2.To make the marinade mix together: Paprika, 2 Tbsp. Peri-Peri Sauce and 4 Tbsp. Sweet Pimento Paste. Place marinade in a plastic bag and add sliced and pounded bear loin cutlets. Refrigerate for at least several hours but preferable a full 24hr.
1. About 1-2hrs before you are ready to cook, remove the bear out of the refrigerator and let it come up to room temp.
2. Preheat large cast iron pan to medium heat. Add some oil and saute the onions with S&P, stirring often unit the onions get nice and caramelized, this should take a bout 15-25min. When Onions are done, transfer them to a bowl.
3.Remove 6-10 cutlets from the marinade, dry the cutlets with some paper towels. Warm up the same cast iron pan you cooked the onions in to med-high heat, add a good amount oil. Once oil is hot season the cutlets with S&P and brown on both sides, turning only once, about 1 1/2 minutes per side. Do not overcook and do not over crowd the pan. Once done remove cutlets and continue cooking in batches until all cutlets are browned.
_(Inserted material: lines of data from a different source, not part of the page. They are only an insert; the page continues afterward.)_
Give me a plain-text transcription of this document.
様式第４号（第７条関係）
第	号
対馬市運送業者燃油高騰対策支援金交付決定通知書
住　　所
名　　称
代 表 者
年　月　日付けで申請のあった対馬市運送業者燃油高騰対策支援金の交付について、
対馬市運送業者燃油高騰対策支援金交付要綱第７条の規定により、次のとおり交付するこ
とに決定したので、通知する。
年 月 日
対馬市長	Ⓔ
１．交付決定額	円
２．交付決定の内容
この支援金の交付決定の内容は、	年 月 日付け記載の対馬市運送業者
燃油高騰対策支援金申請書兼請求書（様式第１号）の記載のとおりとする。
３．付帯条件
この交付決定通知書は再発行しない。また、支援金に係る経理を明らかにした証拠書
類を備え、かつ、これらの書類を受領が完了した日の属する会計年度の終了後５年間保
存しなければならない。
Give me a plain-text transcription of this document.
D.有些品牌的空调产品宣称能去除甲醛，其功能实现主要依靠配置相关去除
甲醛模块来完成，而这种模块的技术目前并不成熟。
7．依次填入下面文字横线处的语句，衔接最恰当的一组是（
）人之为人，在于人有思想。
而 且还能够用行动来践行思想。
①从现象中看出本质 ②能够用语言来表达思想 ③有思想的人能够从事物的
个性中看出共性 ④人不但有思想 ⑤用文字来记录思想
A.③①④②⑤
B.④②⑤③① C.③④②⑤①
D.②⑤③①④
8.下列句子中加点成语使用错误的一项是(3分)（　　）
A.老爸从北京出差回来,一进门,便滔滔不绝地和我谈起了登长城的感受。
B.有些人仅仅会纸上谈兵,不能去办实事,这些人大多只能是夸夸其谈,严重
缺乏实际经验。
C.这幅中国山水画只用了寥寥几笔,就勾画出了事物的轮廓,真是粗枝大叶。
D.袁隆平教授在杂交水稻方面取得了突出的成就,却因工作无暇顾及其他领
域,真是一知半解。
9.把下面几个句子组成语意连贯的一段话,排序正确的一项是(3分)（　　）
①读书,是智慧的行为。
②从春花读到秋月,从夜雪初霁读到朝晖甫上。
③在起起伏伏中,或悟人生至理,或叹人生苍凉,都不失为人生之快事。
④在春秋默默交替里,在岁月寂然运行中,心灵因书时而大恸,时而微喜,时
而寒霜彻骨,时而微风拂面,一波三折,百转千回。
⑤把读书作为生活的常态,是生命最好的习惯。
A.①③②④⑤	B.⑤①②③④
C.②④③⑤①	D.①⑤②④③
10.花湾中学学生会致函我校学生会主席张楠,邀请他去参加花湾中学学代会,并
4.Once all of the cutlets are cooked, add 1/4 Cup of the Pimiento Paste, 1 Tbsp. Peri-Peri Sauce, 1 Tbsp. White Wine Vinegar, 1 Cup Chicken Stock, and the 4 Bay Leaves to the hot drippings in the pan. Cook for a few minutes, stirring up all the brown bits from pan and bringing it all up to a hard simmer. Then add the meat and onions back to the panned toss to combine, taste and season if necessary. Let simmer over low heat covered lightly for 15-20min to let the sauce thicken and the meat finish cooking.
5.Then assemble sandwich, butter bread, add some yellow mustard, top with cutlets and onions and some of that thick sauce and some hot banana peppers.